The character of Jack is straining after an Everyman significance, which it struggles to carry off convincingly. When he claims “I'm sick of resentful … fish, who think that you owe them but who won't trust you for a second to do anything for them,” the potential seriousness of his role as a spokesperson for modern man is undermined by his position on a couch, his choice of metaphor, and the fact that we are looking at George Clooney, twice voted the world's sexiest man. Lines of dialogue like Melanie's “That's a totally ex-husband thing to do” countered by Jack's “Well, you would know because that's a totally ex-wife reaction,” clearly echo one another but never reach the wit or even fun in language taken by Walter Burns (Cary Grant) and Hildy Johnson (Rosalind Russell) in
His Girl Friday
(Howard Hawks, 1940) or other screwball comedies, which this film dimly resembles.

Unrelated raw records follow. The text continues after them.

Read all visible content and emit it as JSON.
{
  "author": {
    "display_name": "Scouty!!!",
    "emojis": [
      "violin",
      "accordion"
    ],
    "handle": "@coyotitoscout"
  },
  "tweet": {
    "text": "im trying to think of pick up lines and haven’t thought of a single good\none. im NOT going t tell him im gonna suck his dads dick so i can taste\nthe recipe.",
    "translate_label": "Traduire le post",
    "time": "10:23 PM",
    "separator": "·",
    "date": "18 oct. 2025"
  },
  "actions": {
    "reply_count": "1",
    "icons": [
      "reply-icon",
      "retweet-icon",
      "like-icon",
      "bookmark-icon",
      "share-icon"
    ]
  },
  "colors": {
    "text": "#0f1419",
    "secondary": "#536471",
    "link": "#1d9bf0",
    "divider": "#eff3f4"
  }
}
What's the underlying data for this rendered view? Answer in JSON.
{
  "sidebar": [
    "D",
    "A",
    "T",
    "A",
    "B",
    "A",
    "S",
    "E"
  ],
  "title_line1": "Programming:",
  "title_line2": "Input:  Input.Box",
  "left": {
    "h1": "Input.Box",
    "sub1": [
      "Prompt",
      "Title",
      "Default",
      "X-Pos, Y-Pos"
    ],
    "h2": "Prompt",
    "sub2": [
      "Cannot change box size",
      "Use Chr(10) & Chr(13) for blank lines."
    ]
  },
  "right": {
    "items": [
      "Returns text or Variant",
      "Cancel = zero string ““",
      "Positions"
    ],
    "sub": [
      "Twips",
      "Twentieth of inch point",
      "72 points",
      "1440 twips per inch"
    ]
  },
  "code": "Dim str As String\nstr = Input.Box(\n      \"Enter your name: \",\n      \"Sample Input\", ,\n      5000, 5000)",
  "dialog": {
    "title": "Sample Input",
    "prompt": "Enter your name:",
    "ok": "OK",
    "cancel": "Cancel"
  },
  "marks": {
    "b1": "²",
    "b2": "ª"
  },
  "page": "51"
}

Initially, Sammy and Maggie echo their parents' animosity, pulling faces at each other in the taxi, but predictably over the course of the film they act as catalysts to bring them together. It is the search for Maggie, who wanders off after a kitten, and Sammy's soccer game that bring into sharp focus Jack's qualities as a parent, particularly in contrast with Melanie's largely absent ex-partner. At the denouement, the seal of approval for the implied future relationship of Jack and Melanie comes from the children coming into the room, where the adults are eventually at ease with one another sufficiently to fall asleep on the couch together.